Frequently Asked Questions

Can I substitute cream cheese in this recipe?

Yes! You can use a vegan cream cheese or ricotta cheese for a different texture and flavor, but it might alter the final outcome.

How can I store leftovers?

Keep the cheesecake in an airtight container in the fridge for up to 5 days. It may even taste better the next day, if that’s even possible!

Can I freeze it?

Absolutely! Just wrap it well in plastic wrap and aluminum foil. It can last up to 2 months in the freezer. Just remember—thaw it in the fridge the night before serving.


Now that you’ve mastered this heavenly Red Velvet Oreo Cheesecake, you’re officially ready to take on dessert! This is one of those recipes that’s equal parts fun to make and delightful to eat. Whether it’s a casual gathering, a birthday celebration, or simply because you deserve a treat, this cheesecake will not disappoint.

Happy baking, and remember, life is too short to skip dessert!


Meta Description: Red Velvet Oreo Cheesecake is the perfect treat for sweet cravings. Quick, easy, and delicious, this dessert will amaze your loved ones. Try it today!

Red Velvet Oreo Cheesecake

Indulge in this delightful Red Velvet Oreo Cheesecake, a perfect blend of rich red velvet and creamy cheesecake with a crunchy Oreo crust. Ideal for any occasion!
Prep Time 30 minutes
Cook Time 1 hour
Total Time 6 hours 30 minutes
Servings: 8 slices
Course: Dessert, Sweet Treat
Cuisine: American
Calories: 400

Ingredients
  

For the Crust
  • 24 cookies Oreo cookies, crushed
  • 1/4 cup unsalted butter, melted
For the Cheesecake Filling
  • 16 oz cream cheese, softened
  • 1 cup granulated sugar
  • 1/2 cup sour cream
  • 3 large eggs Add one at a time
  • 2 tbsp all-purpose flour
  • 1 tbsp vanilla extract
  • 1-2 tbsp cocoa powder For extra flavor
  • 1/2 cup crushed Oreo cookies For mixing in
  • 1-2 tbsp red food coloring Depending on desired shade
For the Topping
  • Whipped cream For garnish
  • Additional crushed Oreos To sprinkle on top

Method
 

Preparation
  1. Preheat your oven to 325°F (160°C).
  2. In a medium bowl, combine the crushed Oreo cookies with melted butter. Mix until it resembles wet sand. Press the mixture firmly into the bottom of a 9-inch springform pan. Bake for 10 minutes, then let cool.
Making the Cheesecake Filling
  1. In a large bowl, beat the softened cream cheese until creamy (about 2-3 minutes). Gradually mix in the sugar, then add sour cream, eggs (one at a time!), flour, vanilla extract, and cocoa powder. Beat until smooth.
  2. Stir in the red food coloring until your batter reaches the desired shade.
  3. Fold in the crushed Oreo cookies gently.
Baking
  1. Pour the cheesecake filling over the cooled crust.
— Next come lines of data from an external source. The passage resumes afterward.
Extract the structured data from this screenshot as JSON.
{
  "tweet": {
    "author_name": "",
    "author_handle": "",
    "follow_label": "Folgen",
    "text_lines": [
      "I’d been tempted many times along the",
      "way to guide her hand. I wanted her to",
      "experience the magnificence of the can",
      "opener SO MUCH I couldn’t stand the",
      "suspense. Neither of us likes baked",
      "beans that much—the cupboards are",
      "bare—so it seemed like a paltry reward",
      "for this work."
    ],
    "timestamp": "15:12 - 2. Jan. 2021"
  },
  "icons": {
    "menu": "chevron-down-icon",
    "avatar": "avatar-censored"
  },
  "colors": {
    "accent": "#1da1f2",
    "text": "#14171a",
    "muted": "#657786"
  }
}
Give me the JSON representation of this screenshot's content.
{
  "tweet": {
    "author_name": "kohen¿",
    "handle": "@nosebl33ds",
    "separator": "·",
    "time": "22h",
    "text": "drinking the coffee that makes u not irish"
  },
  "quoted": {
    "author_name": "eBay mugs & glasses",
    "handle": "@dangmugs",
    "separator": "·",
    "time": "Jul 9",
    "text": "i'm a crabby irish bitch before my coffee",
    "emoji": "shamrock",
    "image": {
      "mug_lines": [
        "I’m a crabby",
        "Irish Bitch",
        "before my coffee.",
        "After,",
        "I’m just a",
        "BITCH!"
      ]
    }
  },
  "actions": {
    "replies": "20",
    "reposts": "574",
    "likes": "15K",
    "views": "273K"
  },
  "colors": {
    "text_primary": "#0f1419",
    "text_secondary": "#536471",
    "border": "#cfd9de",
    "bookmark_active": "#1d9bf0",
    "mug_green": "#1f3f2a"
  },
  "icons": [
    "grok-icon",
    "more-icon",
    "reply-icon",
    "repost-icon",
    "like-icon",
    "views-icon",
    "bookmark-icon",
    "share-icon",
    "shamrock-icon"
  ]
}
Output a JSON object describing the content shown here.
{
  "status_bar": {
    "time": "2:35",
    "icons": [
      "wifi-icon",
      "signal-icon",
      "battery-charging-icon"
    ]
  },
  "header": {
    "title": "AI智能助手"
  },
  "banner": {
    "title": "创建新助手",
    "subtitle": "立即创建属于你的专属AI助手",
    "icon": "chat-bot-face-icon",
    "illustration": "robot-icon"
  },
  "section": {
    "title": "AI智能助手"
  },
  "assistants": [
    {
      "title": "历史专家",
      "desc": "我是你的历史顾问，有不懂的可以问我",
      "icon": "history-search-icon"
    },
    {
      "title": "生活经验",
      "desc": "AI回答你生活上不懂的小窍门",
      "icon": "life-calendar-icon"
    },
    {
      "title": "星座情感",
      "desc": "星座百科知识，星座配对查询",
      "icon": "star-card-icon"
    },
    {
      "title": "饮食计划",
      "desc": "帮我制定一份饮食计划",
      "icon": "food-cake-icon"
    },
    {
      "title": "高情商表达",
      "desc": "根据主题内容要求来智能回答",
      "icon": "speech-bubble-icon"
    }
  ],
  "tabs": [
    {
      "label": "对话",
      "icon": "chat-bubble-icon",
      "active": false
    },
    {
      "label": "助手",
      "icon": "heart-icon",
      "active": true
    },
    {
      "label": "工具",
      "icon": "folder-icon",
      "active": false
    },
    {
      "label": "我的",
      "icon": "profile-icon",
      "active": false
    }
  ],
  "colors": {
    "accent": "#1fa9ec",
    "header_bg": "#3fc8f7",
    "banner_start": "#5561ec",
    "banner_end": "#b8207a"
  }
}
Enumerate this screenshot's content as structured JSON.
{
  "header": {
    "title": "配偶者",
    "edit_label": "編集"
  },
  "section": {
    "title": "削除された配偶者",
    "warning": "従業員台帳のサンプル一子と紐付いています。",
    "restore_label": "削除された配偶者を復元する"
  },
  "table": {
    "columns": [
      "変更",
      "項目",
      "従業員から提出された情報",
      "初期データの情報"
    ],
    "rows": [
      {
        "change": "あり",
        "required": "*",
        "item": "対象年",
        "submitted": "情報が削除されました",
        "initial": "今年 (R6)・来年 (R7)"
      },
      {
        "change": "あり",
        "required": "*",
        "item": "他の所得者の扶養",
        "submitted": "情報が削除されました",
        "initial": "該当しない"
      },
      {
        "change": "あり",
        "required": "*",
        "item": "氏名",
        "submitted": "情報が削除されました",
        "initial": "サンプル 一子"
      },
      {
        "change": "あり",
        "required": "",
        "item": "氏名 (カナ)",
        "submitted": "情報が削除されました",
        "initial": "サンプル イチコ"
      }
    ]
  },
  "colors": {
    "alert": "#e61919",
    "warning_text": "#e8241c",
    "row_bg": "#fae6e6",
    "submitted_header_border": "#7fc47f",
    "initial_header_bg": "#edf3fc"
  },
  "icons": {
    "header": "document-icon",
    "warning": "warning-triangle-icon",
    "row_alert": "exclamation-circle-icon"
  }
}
Tap the pan gently to remove any air bubbles. Bake for about 55-60 minutes.
  2. Once it's done baking, turn off the oven and let the cheesecake sit for an hour inside with the door slightly ajar. Then refrigerate for at least 4-6 hours, or overnight.
Serving
  1. Release the cheesecake from the springform pan. Top with whipped cream and extra crushed Oreos. Slice and serve.

Notes

For best results, consider baking in a water bath to avoid cracks. Leftover cream cheese can be used for frosting or spreads. Customize by experimenting with different flavors.